Amazon wrote:The year is 2033. The world has been reduced to rubble. Humanity is nearly extinct. The half-destroyed cities have become uninhabitable through radiation. Beyond their boundaries, they say, lie endless burned-out deserts and the remains of splintered forests. Survivors still remember the past greatness of humankind. But the last remains of civilisation have already become a distant memory, the stuff of myth and legend.

More than 20 years have passed since the last plane took off from the earth. Rusted railways lead into emptiness. The ether is void and the airwaves echo to a soulless howling where previously the frequencies were full of news from Tokyo, New York, Buenos Aires. Man has handed over stewardship of the earth to new life-forms. Mutated by radiation, they are better adapted to the new world. Man's time is over.

A few score thousand survivors live on, not knowing whether they are the only ones left on earth.
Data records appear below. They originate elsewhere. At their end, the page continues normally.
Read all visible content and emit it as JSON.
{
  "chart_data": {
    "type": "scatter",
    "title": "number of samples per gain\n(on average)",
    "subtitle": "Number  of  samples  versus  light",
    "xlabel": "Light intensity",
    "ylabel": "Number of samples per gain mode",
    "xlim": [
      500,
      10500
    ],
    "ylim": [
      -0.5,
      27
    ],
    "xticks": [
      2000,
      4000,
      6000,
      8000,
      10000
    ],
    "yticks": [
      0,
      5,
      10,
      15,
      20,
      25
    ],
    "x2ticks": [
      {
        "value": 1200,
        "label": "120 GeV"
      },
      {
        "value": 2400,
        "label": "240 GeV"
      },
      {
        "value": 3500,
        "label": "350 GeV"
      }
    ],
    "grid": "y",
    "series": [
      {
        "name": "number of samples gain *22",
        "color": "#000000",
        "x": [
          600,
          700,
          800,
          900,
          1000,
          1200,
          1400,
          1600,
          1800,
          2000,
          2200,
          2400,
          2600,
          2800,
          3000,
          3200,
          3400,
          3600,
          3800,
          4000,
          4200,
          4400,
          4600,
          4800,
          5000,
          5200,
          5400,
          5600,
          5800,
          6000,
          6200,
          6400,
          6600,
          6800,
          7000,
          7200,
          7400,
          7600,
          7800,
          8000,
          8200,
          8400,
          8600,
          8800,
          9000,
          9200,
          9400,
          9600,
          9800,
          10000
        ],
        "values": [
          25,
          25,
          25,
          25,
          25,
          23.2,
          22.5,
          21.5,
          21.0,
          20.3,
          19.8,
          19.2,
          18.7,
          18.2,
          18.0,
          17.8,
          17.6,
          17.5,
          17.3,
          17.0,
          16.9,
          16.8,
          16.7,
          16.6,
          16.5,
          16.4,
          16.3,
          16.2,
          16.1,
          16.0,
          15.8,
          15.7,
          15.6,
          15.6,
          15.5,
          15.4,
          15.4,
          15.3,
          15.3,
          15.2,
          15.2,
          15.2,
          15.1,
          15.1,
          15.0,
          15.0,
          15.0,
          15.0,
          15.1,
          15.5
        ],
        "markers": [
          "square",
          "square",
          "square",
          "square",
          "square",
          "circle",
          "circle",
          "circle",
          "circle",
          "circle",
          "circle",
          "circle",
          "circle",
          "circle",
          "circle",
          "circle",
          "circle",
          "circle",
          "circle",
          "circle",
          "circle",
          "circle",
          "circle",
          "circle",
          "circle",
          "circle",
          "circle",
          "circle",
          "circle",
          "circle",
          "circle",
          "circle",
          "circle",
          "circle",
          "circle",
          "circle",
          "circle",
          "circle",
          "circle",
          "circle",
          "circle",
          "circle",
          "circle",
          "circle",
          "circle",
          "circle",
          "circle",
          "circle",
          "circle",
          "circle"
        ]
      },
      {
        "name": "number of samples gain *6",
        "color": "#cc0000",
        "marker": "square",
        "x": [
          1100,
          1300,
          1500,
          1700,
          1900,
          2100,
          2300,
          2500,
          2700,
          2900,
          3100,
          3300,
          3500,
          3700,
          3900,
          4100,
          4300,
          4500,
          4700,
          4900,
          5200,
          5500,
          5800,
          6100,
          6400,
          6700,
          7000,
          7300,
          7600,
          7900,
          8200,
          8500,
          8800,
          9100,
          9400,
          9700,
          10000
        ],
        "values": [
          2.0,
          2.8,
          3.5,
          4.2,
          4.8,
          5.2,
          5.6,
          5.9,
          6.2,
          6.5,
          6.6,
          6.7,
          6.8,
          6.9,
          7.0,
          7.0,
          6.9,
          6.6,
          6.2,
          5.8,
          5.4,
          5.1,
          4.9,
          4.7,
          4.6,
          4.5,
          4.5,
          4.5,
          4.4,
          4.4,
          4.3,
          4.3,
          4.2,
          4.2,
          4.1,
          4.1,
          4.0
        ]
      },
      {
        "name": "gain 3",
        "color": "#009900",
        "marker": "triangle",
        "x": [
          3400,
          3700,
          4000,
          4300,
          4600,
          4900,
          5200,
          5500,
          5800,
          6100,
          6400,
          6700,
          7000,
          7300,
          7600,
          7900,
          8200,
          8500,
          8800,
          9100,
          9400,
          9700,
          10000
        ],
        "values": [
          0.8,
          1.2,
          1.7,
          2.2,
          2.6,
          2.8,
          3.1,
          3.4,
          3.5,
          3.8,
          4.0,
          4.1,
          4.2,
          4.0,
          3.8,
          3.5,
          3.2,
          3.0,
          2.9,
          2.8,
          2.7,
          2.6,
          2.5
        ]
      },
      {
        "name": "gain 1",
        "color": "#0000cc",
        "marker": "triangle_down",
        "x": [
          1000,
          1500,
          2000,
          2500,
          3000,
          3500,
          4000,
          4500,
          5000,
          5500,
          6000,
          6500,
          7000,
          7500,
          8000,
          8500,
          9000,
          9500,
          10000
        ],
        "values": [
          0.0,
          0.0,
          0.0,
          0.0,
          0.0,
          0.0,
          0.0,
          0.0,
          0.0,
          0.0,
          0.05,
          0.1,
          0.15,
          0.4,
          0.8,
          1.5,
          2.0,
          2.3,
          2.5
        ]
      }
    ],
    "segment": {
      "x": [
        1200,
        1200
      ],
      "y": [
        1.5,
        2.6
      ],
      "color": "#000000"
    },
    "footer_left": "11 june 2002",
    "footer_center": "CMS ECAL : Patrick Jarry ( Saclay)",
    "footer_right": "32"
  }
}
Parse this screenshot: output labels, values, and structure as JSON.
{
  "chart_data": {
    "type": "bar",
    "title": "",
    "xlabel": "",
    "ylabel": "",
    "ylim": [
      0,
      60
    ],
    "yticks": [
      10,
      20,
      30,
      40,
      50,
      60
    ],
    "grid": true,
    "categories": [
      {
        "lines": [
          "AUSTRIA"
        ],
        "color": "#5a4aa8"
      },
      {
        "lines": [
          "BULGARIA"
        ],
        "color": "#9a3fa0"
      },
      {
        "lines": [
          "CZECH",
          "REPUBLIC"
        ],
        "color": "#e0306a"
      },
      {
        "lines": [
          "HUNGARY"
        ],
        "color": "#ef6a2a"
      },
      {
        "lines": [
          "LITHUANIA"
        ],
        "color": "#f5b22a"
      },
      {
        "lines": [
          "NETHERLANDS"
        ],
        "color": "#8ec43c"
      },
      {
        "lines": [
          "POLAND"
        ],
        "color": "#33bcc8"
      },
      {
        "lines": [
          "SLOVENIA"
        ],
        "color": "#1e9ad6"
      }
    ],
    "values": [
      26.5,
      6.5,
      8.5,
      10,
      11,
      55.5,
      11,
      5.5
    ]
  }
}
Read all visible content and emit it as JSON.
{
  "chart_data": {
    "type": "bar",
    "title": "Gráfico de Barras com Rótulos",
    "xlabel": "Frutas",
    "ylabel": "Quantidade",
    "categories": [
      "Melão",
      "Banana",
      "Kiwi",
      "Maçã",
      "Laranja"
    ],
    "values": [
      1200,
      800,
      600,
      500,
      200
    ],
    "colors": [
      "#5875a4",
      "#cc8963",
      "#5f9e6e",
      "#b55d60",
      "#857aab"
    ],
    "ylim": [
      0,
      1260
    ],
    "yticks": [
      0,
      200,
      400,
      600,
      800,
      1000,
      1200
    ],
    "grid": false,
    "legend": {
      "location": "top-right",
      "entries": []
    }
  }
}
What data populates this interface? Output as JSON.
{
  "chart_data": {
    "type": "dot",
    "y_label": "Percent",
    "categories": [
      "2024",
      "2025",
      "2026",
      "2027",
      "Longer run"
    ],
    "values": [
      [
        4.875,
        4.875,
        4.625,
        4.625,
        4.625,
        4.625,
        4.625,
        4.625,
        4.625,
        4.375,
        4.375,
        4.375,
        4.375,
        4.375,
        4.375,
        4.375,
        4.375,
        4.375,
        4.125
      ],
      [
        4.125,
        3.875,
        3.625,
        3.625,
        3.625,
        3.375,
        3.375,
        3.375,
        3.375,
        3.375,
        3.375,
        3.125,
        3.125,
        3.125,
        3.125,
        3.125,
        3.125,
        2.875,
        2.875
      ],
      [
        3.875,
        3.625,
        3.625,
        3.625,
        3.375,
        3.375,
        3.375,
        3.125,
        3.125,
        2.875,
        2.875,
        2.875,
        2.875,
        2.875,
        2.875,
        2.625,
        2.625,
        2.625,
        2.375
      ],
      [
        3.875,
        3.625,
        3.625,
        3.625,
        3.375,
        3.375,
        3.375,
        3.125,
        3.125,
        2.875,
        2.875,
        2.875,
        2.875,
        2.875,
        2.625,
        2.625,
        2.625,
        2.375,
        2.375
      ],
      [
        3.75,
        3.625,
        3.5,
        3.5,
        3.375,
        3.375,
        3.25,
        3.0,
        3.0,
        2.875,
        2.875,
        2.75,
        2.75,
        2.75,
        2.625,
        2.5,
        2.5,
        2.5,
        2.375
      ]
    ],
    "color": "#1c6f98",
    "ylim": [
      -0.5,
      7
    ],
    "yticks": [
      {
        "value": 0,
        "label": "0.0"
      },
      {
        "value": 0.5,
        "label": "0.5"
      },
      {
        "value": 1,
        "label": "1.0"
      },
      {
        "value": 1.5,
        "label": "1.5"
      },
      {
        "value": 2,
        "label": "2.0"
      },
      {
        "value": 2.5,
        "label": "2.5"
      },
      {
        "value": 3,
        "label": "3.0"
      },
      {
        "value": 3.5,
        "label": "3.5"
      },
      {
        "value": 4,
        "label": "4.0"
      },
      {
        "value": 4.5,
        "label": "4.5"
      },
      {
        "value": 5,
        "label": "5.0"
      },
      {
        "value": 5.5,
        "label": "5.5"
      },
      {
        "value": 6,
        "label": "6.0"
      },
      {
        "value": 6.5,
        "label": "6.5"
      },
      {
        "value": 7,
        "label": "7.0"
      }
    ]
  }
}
They live in the Moscow Metro - the biggest air-raid shelter ever built. It is humanity's last refuge. Stations have become mini-statelets, their people uniting around ideas, religions, water-filters - or the simple need to repulse an enemy incursion. It is a world without a tomorrow, with no room for dreams, plans, hopes. Feelings have given way to instinct - the most important of which is survival. Survival at any price.

VDNKh is the northernmost inhabited station on its line. It was one of the Metro's best stations and still remains secure. But now a new and terrible threat has appeared. Artyom, a young man living in VDNKh, is given the task of penetrating to the heart of the Metro, to the legendary Polis, to alert everyone to the awful danger and to get help. He holds the future of his native station in his hands, the whole Metro - and maybe the whole of humanity.

Re: A Language Learner's Forum Book Club 2019

Posted: Tue Jan 15, 2019 6:01 am
by Cèid Donn
I've been recruited. I'll be reading Metro 2033 in German with you lovely folks.

Re: A Language Learner's Forum Book Club 2019

Posted: Tue Jan 15, 2019 6:58 am
by MamaPata
To reiterate, the book for February is Metro 2033. Who will be reading it and in what languages?

I am currently unclear as to if I will read it, but if I do, it'll be in Russian.

Re: A Language Learner's Forum Book Club 2019

Posted: Tue Jan 15, 2019 7:03 am
by Maiwenn
Cèid Donn wrote:I've been recruited. I'll be reading Metro 2033 in German with you lovely folks.